新聞日記

新聞から世界を考えてみる

エネルギー、とりわけ電力問題

高速増殖炉もんじゅの監視カメラ」が、その約1/3が故障し、1年半以上放置されていたという記事。

福島の事故から、どうやって収束させていくのか。また再稼働の可否については、私なんぞの素人には、まったくもってその解決策なんか、これっぽちもない!と思ってしまうくらいのデカい問題。

朝日新聞の「吉田調書」に関する誤報も困ったものですが、これも大きな問題。

つまり、いったい何を信じたらいいのやら・・・ってことです。技術の問題でもあるのでしょうが、結局は運用するのは人間だってことなんですよね。

その人間ですが、その人間育成の現場も・・・

東京新聞は「18歳人口激減 2018年目前」、各大学は「学生争奪 淘汰の時代」と大学の生き残りに向けた特色化に注目しているのですが、「生き残る」ための特色って、結局なんでしょうか。就職率の高さなのでしょうか。

人生の「成功モデル」を追いかける教育現場に、困難な問題に向き合う人間を育成することはできるのでしょうか。

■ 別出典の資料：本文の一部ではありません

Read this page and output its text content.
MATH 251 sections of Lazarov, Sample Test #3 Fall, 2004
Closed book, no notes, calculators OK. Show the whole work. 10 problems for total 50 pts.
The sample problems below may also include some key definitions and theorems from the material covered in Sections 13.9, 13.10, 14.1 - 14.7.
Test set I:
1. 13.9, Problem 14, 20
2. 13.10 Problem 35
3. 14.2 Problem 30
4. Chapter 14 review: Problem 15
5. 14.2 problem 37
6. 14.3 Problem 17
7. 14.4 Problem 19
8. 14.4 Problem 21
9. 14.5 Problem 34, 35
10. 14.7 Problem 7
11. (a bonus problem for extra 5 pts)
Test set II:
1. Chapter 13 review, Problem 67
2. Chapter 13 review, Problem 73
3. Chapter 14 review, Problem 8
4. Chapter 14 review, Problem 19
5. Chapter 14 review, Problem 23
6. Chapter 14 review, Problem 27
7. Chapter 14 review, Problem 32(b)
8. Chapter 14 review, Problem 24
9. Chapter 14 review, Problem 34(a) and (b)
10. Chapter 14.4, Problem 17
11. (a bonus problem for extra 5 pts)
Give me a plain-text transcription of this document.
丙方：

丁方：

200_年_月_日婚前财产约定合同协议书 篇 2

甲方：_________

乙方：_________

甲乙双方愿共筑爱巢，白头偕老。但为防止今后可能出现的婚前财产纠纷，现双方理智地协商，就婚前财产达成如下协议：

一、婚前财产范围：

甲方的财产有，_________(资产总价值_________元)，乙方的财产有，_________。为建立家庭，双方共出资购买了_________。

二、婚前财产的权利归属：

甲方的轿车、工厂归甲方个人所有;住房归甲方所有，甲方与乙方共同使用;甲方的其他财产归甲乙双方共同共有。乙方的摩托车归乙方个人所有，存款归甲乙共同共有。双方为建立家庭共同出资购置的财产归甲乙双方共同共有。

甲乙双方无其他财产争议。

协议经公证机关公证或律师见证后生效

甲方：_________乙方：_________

毎日新聞は「時代の風」では、京都大学の山極寿一学長が登場しています。「大学の国際化を促進する」流れのなかで、予算制約から「人文社会学の分野では教育の質の低下」を招く可能性を指摘しています。どうしても科学技術が先行してしまうのは、しかたない流れってことなのか、文化の薫り高い京都にあるからこその自信なのかな?

そして、同じく毎日新聞には「仏 原子力依存50%に」という、原子力大国フランスのエネルギー転換の法案が下院を通過した記事。東京新聞の社説では、ドイツのエネルギーの話。最近、電力会社が再生エネルギーの買い取りを取りやめる方針を打ち出したこともあって、他国の状況も気になってしまいます。

電力がないと、いろんなことが出来ない。面倒くさがり屋な私としては、なくては困るわけです。でも、それが「原子力エネルギーじゃないと困る」わけじゃないんです。「電力=原子力」という単純化にだけはして欲しくないな。